Pram had no idea his wife, born and raised in India, was a performer. They had known each other for 15 minutes before they tied the knot.
In 2003, the couple moved to Lakewood Ranch. During the day, Pram worked as an optician at Lens Crafters, and on the weekends, he deejayed private parties, often bringing Priya along to help loosen up the crowd with her enigmatic and tireless dance moves.
“She dances like crazy,” he says of his wife. “I guess I got lucky.”
He slides a DVD into his computer; a music video from the Hindi comedy, “Partner.” In the video, men in wraparound shades and gold chains dance and sing to Bhangra music — a genre of fast-paced dance music popularized by Bollywood soundtracks — while women in belly-baring tank tops and mini skirts writhe to the beat.
At non-Indian parties and weddings, Pram will play these videos in conjunction with the music so that people can get a sense of the culture.
“Mixing Indian music with rock and hip-hop is a challenge,” Pram says. “It comes out good if you line it up properly. It keeps people going.”
His ability to blend Indian techno with American hip-hop and club mainstays is what makes Pram different from other DJs. He doesn’t just play Justin Timberlake’s “SexyBack.” He plays “SexyBack” mixed into the Bee Gees’ “Stayin’ Alive” mixed into composer A.R. Rahman’s “Jai Ho,” from the movie “Slumdog Millionaire.”
Pram’s party mixes are infectiously danceable, as evidenced by the packed dance floor at this year’s Bollywood-themed Orchid Ball, at the Marie Selby Botanical Gardens.
“That’s the main difference, I think, between American and Indian music,” Pram says. “Indian music is full of energy. It creates an atmosphere. You don’t have to dance to it a certain way. You can throw your hands up in the air and just go like this if you wanted.”
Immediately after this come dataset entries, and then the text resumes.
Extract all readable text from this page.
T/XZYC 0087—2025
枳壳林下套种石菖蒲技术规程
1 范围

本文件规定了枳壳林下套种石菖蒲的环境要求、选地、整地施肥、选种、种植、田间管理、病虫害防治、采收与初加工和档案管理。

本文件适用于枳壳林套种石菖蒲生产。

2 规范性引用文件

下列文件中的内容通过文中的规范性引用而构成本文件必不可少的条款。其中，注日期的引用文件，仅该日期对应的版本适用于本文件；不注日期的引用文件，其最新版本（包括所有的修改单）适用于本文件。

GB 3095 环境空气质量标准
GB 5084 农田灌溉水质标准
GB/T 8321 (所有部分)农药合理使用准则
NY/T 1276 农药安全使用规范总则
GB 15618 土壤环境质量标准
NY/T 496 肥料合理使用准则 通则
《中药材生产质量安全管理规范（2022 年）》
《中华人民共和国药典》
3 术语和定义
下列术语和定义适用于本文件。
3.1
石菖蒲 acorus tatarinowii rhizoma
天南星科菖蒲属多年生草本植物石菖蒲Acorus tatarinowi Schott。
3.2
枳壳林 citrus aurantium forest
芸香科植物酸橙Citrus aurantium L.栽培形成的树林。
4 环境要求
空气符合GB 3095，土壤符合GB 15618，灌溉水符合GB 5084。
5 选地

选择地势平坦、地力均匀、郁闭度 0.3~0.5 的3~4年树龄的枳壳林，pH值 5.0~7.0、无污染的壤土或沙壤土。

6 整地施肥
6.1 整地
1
To demonstrate, he throws his hands in the air. Om, in his glittery slippers, finally gets the signal he was waiting for and bobs in place. Even Pram’s mother, Jyotsna, and Priya appear from out of nowhere and discreetly bounce to the beat.
A single mother, Jyotsna cashed in her tax return when Pram was 18 years old to help pay for her son’s first set of equipment. She now lives with the family and watches Om whenever the couple has gigs.
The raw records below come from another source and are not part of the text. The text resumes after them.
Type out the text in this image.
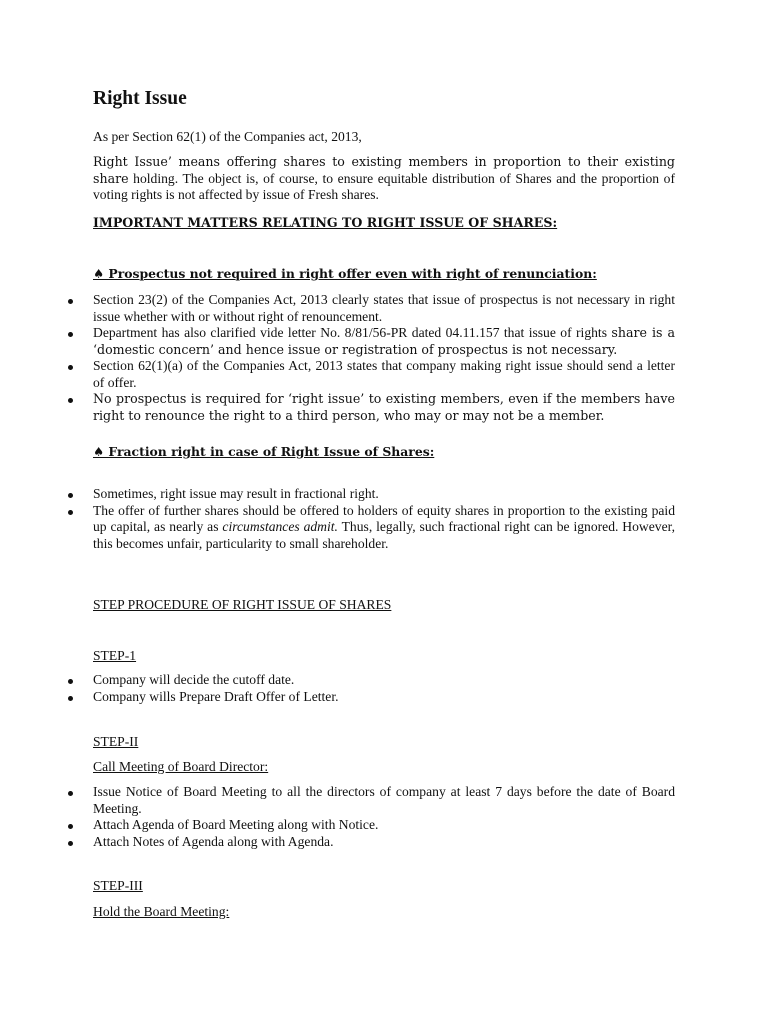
Right Issue
As per Section 62(1) of the Companies act, 2013,
Right Issue’ means offering shares to existing members in proportion to their existing share holding. The object is, of course, to ensure equitable distribution of Shares and the proportion of voting rights is not affected by issue of Fresh shares.
IMPORTANT MATTERS RELATING TO RIGHT ISSUE OF SHARES:
♠ Prospectus not required in right offer even with right of renunciation:
Section 23(2) of the Companies Act, 2013 clearly states that issue of prospectus is not necessary in right issue whether with or without right of renouncement.
Department has also clarified vide letter No. 8/81/56-PR dated 04.11.157 that issue of rights share is a ‘domestic concern’ and hence issue or registration of prospectus is not necessary.
Section 62(1)(a) of the Companies Act, 2013 states that company making right issue should send a letter of offer.
No prospectus is required for ‘right issue’ to existing members, even if the members have right to renounce the right to a third person, who may or may not be a member.
♠ Fraction right in case of Right Issue of Shares:
Sometimes, right issue may result in fractional right.
The offer of further shares should be offered to holders of equity shares in proportion to the existing paid up capital, as nearly as circumstances admit. Thus, legally, such fractional right can be ignored. However, this becomes unfair, particularity to small shareholder.
STEP PROCEDURE OF RIGHT ISSUE OF SHARES
STEP-1
Company will decide the cutoff date.
Company wills Prepare Draft Offer of Letter.
STEP-II
Call Meeting of Board Director:
Issue Notice of Board Meeting to all the directors of company at least 7 days before the date of Board Meeting.
Attach Agenda of Board Meeting along with Notice.
Attach Notes of Agenda along with Agenda.
STEP-III
Hold the Board Meeting:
Pram stops the music and cues up a new DVD. This time, it’s of a 1,000-person wedding he deejayed recently in Clearwater that was so extravagant, it featured Cirque du Soleil performers.
As the camera pans the reception, Pram comes into focus. As expected, the DJ is in the middle of the dance floor, in the thick of the crowd. He clutches a microphone while pumping his fist in the air.
“I’m always in the middle of the crowd,” he says. “I like getting ’em pumped up. The more people I see on the dance floor, the happier I am.”